Arrêt du 3 novembre 2015
 
IIe Cour de droit public
 
Composition
M. le Juge fédéral Zünd, Président.
Greffier : M. Chatton.
 
Participants à la procédure
X.________, recourant,
 
contre
 
Service de la population du canton de Vaud.
 
Objet
Refus de délivrer une autorisation de séjour,
 
recours contre l'arrêt du Tribunal cantonal du canton de Vaud, Cour de droit administratif et public, du 30 septembre 2015.
 
 
Considérant en fait et en droit :
 
1. 
X.________, ressortissant irakien né en 1980, est entré en Suisse en 2008 pour y demander l'asile. Sa requête a été rejetée en dernière instance par le Tribunal administratif fédéral en 2010, mais l'intéressé a été mis au bénéfice d'une admission provisoire (permis F). Il perçoit une assistance financière totale depuis le 1er avril 2009 (totalisant environ 95'000 fr. au 31 mars 2014) et présente des actes de défaut de biens (464 fr. 45 au 28 novembre 2014). D'après un certificat médical et une décision de refus de l'assurance-invalidité de 2014, l'intéressé souffre d'une maladie chronique psychiatrique (remontant toutefois à une date antérieure à son arrivée en Suisse) qui est à l'origine d'une incapacité totale de travailler.

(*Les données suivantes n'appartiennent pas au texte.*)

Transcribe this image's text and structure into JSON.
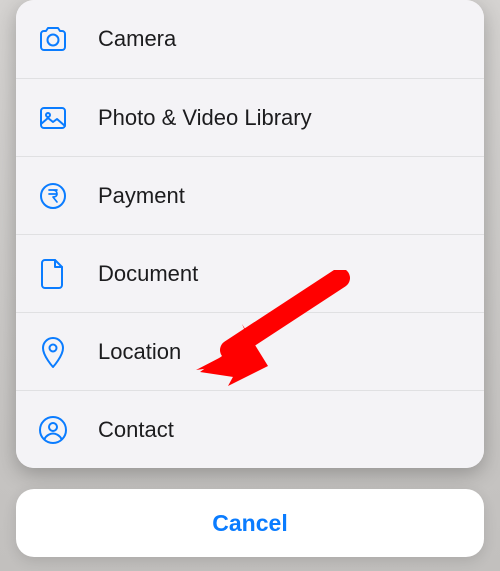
{
  "menu": {
    "items": [
      {
        "icon": "camera-icon",
        "label": "Camera"
      },
      {
        "icon": "photo-icon",
        "label": "Photo & Video Library"
      },
      {
        "icon": "payment-icon",
        "label": "Payment"
      },
      {
        "icon": "document-icon",
        "label": "Document"
      },
      {
        "icon": "location-icon",
        "label": "Location"
      },
      {
        "icon": "contact-icon",
        "label": "Contact"
      }
    ]
  },
  "cancel_label": "Cancel",
  "annotation": {
    "arrow_points_to": "location",
    "arrow_color": "#ff0000"
  },
  "colors": {
    "accent": "#0a7cff",
    "sheet_bg": "#f4f3f6",
    "text": "#1c1c1e"
  }
}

Par arrêt du 30 septembre 2015, la Cour de droit administratif et public du Tribunal cantonal du canton de Vaud (ci-après: le Tribunal cantonal) a rejeté le recours que X.________ a déposé contre le refus du Service de la population du canton de Vaud (ci-après: le Service cantonal) de lui octroyer une autorisation de séjour en lieu et place de l'admission provisoire.
 
2. 
X.________ saisit le Tribunal fédéral d'un "recours" à l'encontre de l'arrêt précité, en lui demandant de "régulariser" son séjour en Suisse. Il précise qu'il lui serait impossible de retourner en Irak, d'obtenir le droit de séjourner dans un autre Etat que la Suisse mais aussi, malgré sa maladie, de trouver un travail en Suisse muni du seul permis F.
 
3.
 
3.1. Au vu des termes confus du "recours" déposé par l'intéressé, qui ne satisfont du reste manifestement pas les exigences en matière de motivation et de précision dans les conclusions prévues à l'art. 42 LTF (RS 173.110), il sera d'entrée de cause indiqué que le présent litige ne porte ni sur la révocation de l'admission provisoire, dont le recourant continue actuellement à bénéficier et qui lui confère un titre de séjour en Suisse ainsi que la possibilité d'obtenir une autorisation d'exercer une activité lucrative (cf. art. 85 al. 1 et 6 LEtr [RS 142.20]), ni sur un retour en Irak. Seul est en jeu le refus d'accorder une autorisation de séjour au recourant.
 
3.2. Le recourant, requérant d'asile débouté admis provisoirement, est susceptible de tomber sous le coup de l'art. 84 al. 5 LEtr, disposition qui impose aux autorités d'examiner de manière approfondie les demandes d'autorisation de séjour déposées par un étranger admis provisoirement et résidant en Suisse depuis plus de cinq ans. Comme l'ont à juste titre retenu les juges cantonaux, l'art. 84 al. 5 LEtr ne constitue cependant pas un fondement juridique pour l'octroi d'une autorisation de séjour; celle-ci est décernée, dans un tel cas, sur la base de l'art. 30 LEtr (dérogations aux conditions d'admission), dont l'al. 1 let. b traite des cas individuels d'une extrême gravité (cf. arrêt 2C_766/2009 du 26 mai 2010 consid. 4). En raison de sa formulation potestative, l'art. 30 LEtr ne confère aucun droit au recourant.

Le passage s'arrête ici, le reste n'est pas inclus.